One-Step Flow Policy: Self-Distillation for Fast Visuomotor Policies
This addresses the need for fast, high-precision robot control in time-sensitive manipulation, representing a strong specific gain rather than a foundational advancement.
The paper tackled the problem of high inference latency in generative flow and diffusion models for robotic policies by proposing the One-Step Flow Policy (OFP), which achieved state-of-the-art results across 56 simulated manipulation tasks, outperforming 100-step models while accelerating action generation by over 100x.

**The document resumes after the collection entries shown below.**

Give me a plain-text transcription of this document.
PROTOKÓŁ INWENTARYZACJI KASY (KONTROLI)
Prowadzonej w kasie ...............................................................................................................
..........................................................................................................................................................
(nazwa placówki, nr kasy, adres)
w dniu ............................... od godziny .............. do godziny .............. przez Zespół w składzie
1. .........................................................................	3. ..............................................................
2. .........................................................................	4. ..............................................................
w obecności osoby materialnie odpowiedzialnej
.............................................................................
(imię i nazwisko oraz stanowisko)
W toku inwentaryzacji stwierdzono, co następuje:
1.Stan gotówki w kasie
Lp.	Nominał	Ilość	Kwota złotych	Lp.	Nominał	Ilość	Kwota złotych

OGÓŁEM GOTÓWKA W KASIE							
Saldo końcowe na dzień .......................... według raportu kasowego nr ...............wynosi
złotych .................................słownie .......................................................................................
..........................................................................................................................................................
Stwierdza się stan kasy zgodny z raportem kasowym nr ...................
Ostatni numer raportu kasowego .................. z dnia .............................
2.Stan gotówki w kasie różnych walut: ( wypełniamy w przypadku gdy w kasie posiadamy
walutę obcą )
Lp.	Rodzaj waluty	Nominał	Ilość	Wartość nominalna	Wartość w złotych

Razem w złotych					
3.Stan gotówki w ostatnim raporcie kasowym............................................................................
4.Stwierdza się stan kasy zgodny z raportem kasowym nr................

Generative flow and diffusion models provide the continuous, multimodal action distributions needed for high-precision robotic policies. However, their reliance on iterative sampling introduces severe inference latency, degrading control frequency and harming performance in time-sensitive manipulation. To address this problem, we propose the One-Step Flow Policy (OFP), a from-scratch self-distillation framework for high-fidelity, single-step action generation without a pre-trained teacher. OFP unifies a self-consistency loss to enforce coherent transport across time intervals, and a self-guided regularization to sharpen predictions toward high-density expert modes. In addition, a warm-start mechanism leverages temporal action correlations to minimize the generative transport distance. Evaluations across 56 diverse simulated manipulation tasks demonstrate that a one-step OFP achieves state-of-the-art results, outperforming 100-step diffusion and flow policies while accelerating action generation by over $100\times$. We further integrate OFP into the $Ï_{0.5}$ model on RoboTwin 2.0, where one-step OFP surpasses the original 10-step policy. These results establish OFP as a practical, scalable solution for highly accurate and low-latency robot control.